To do so, we need a variant of our model building function in which we can fix the initial decisions \(x_i\) and seek the best possible decisions for the other variables given an observed wind speed, for each of the \(T\) scenarios, and see how often is the problem infeasible. The following is a modified version of our function.

def UC_windcurtailment_fixed_x(network, samples, fixed_x=None):
    model = UC_windcurtailment(network, samples)
    model.G = pyo.Set(
        initialize=[
            i
            for i, data in network["nodes"].items()
            if data["is_generator"] and data["energy_type"] != "wind"
        ]
    )

    if fixed_x is not None:
        for i in model.G:
            model.x[i].fix(fixed_x[i]())

    return model

Next, we construct our average sample, solve for it, and then optimize for the second stage decisions for each of the simulated scenarios separately.

T = len(samples)

mean_sample = {
    i: np.array([samples[t][i] for t in range(T)]).mean() for i in samples[0].keys()
}

m_nominal = UC_windcurtailment_fixed_x(network, [mean_sample])
SOLVER.solve(m_nominal)

print(f"Nominal objective = {m_nominal.objective():0.2f}")
fixed_x = m_nominal.x
Nominal objective = 15101.25

Now, for each of our scenarios we will solve the problem by fixing the initial decisions to be the one for the ‘average’ scenario and see in how many of them we cannot obtain a feasible second-stage decision, which we extract using the try-except mechanism of Python catching an error in case we are trying to call a solution that does not exist.

import logging

# don't log pyomo warning messages
logging.getLogger("pyomo.core").setLevel(logging.ERROR)

# Variable to count the number of infeasible second stage problems
n_infeasible = 0

for t in range(T):
    m_single = UC_windcurtailment_fixed_x(network, [samples[t]], fixed_x)
    results = SOLVER.solve(m_single)
    n_infeasible += 1 if results.solver.termination_condition == "infeasible" else 0

print(f"The second stage problem is infeasible in {n_infeasible} out of {T} instances")
The second stage problem is infeasible in 65 out of 100 instances

As it turns out, the ‘nominal’ commitment solution would lead to infeasibility, thus a blackout, in 65% of the cases.

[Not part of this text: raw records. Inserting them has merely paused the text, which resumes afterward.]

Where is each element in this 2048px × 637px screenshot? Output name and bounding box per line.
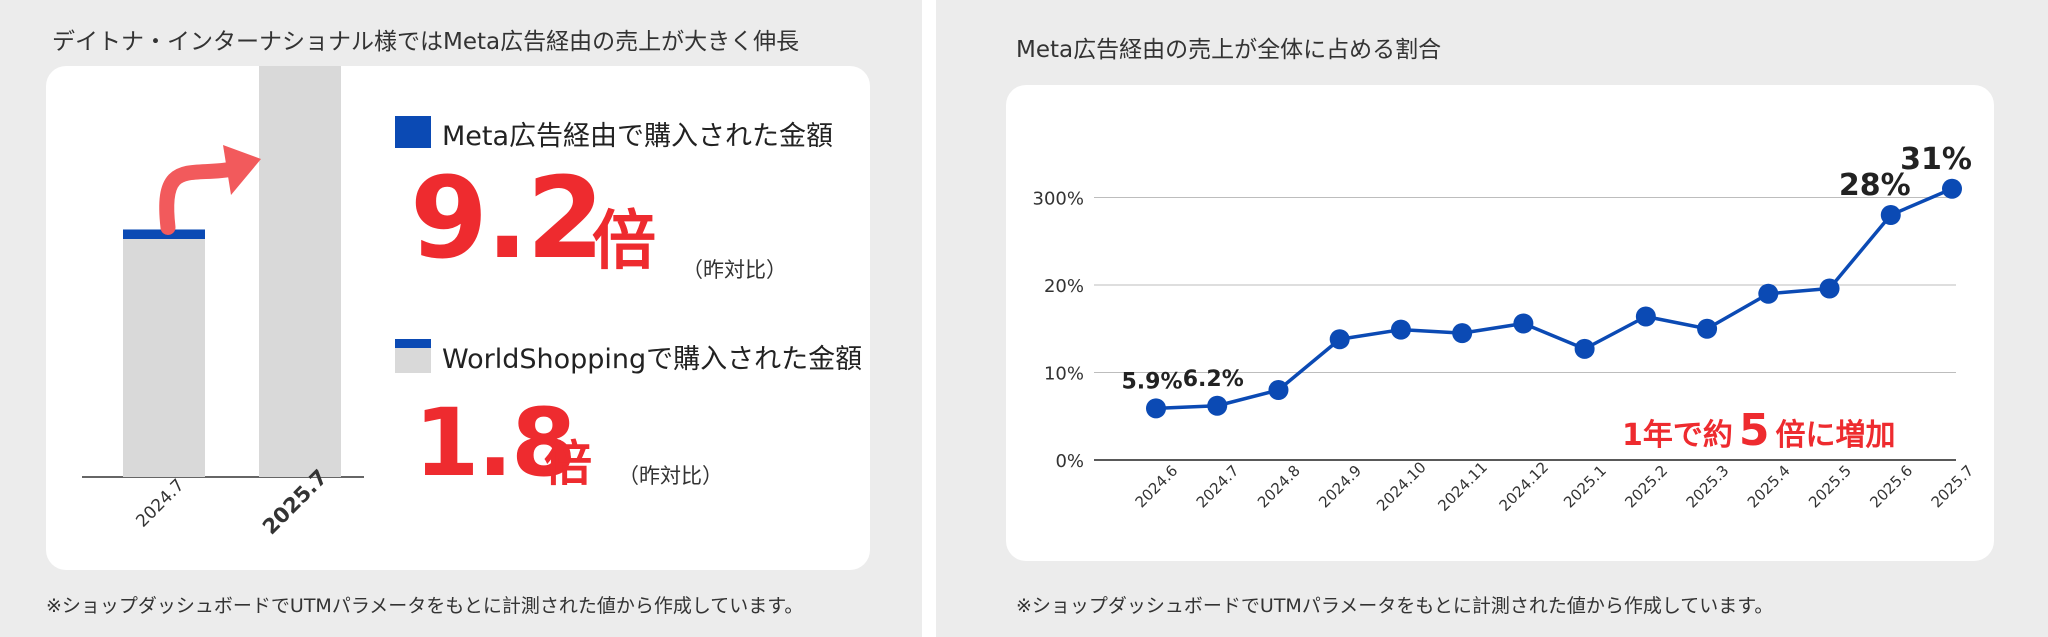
data-point: [1207, 395, 1228, 416]
point-value-label: 6.2%: [1183, 367, 1244, 392]
data-point: [1329, 329, 1350, 350]
x-tick-label: 2024.7: [1193, 462, 1243, 512]
legend-meta-swatch: [395, 116, 431, 148]
point-value-label: 5.9%: [1121, 369, 1182, 394]
point-value-label: 31%: [1900, 142, 1972, 177]
bar-meta-2024.7: [123, 229, 205, 239]
legend-ws-label: WorldShoppingで購入された金額: [442, 344, 863, 375]
legend-meta-label: Meta広告経由で購入された金額: [442, 121, 834, 152]
data-point: [1574, 338, 1595, 359]
data-point: [1819, 278, 1840, 299]
data-point: [1942, 178, 1962, 199]
y-tick-label: 20%: [1044, 276, 1084, 297]
x-tick-label: 2025.7: [1928, 462, 1978, 512]
x-tick-label: 2025.5: [1805, 462, 1855, 512]
meta-ratio-note: （昨対比）: [682, 258, 787, 282]
left-panel-title: デイトナ・インターナショナル様ではMeta広告経由の売上が大きく伸長: [52, 29, 800, 55]
data-point: [1513, 313, 1534, 334]
x-tick-label: 2025.6: [1866, 462, 1916, 512]
ws-ratio-note: （昨対比）: [618, 464, 723, 488]
y-tick-label: 10%: [1044, 364, 1084, 385]
line-chart: 0%10%20%300%2024.6 2024.7 2024.8 2024.9 2024…: [1033, 142, 1978, 515]
growth-arrow: [159, 145, 261, 235]
meta-ratio-value: 9.2: [410, 154, 604, 284]
x-tick-label: 2024.8: [1254, 462, 1304, 512]
x-tick-label: 2024.12: [1496, 458, 1553, 515]
point-value-label: 28%: [1839, 168, 1911, 203]
data-point: [1268, 380, 1289, 400]
legend-ws-swatch: [395, 339, 431, 373]
data-point: [1390, 319, 1411, 340]
stacked-bar-chart: 2024.7 2025.7: [82, 66, 364, 539]
y-tick-label: 300%: [1033, 189, 1084, 210]
growth-callout-part2: 倍に増加: [1775, 418, 1896, 453]
x-tick-label: 2024.10: [1373, 458, 1430, 515]
growth-callout-part1: 1年で約: [1622, 418, 1733, 453]
growth-callout: 1年で約 5 倍に増加: [1622, 405, 1896, 456]
bar-worldshopping-2024.7: [123, 239, 205, 477]
x-tick-label: 2025.2: [1621, 462, 1671, 512]
ws-ratio-unit: 倍: [544, 436, 593, 492]
data-point: [1146, 398, 1166, 419]
data-point: [1758, 283, 1779, 304]
right-chart-card: 0% 10% 20% 300% 2024.6 2024.7 2024.8 2024.9 2024…: [1006, 85, 1994, 561]
x-tick-label: 2024.11: [1434, 458, 1491, 515]
left-footnote: ※ショップダッシュボードでUTMパラメータをもとに計測された値から作成しています…: [46, 595, 804, 617]
x-tick-label: 2025.4: [1744, 462, 1794, 512]
x-tick-label: 2025.1: [1560, 462, 1610, 512]
data-point: [1635, 306, 1656, 327]
right-panel-title: Meta広告経由の売上が全体に占める割合: [1016, 37, 1442, 63]
growth-callout-number: 5: [1738, 405, 1770, 456]
data-point: [1880, 205, 1901, 225]
meta-ratio-unit: 倍: [592, 205, 656, 279]
right-panel: Meta広告経由の売上が全体に占める割合 0% 10% 20% 300% 2024.6 2…: [936, 0, 2048, 637]
growth-arrow-shaft: [159, 161, 241, 235]
left-panel: デイトナ・インターナショナル様ではMeta広告経由の売上が大きく伸長 2024.…: [0, 0, 922, 637]
bar-worldshopping-2025.7: [259, 66, 341, 477]
data-point: [1452, 323, 1473, 344]
series-line: [1155, 187, 1953, 411]
x-tick-label: 2024.6: [1132, 462, 1182, 512]
left-chart-card: 2024.7 2025.7 Meta広告経由で購入された金額 9.2 倍 （昨対比…: [46, 66, 870, 570]
data-point: [1697, 318, 1718, 339]
growth-arrow-head: [223, 145, 261, 195]
x-tick-label: 2024.9: [1315, 462, 1365, 512]
x-tick-label: 2025.3: [1683, 462, 1733, 512]
right-footnote: ※ショップダッシュボードでUTMパラメータをもとに計測された値から作成しています…: [1016, 595, 1774, 617]
ws-ratio-value: 1.8: [414, 389, 577, 498]
bar-tick-label: 2024.7: [132, 475, 188, 531]
y-tick-label: 0%: [1055, 451, 1084, 472]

Since a blackout is the very last thing a network operator would like to happen, this clearly demonstrates the value of the stochastic solution. It is important to note that a very robust solution that avoids blackouts could be explained by simply assuming very poor performance of the wind turbines. Such a solution, however, could be unnecessarily conservative and expensive, and it is therefore better to prepare for a set of realistic scenarios.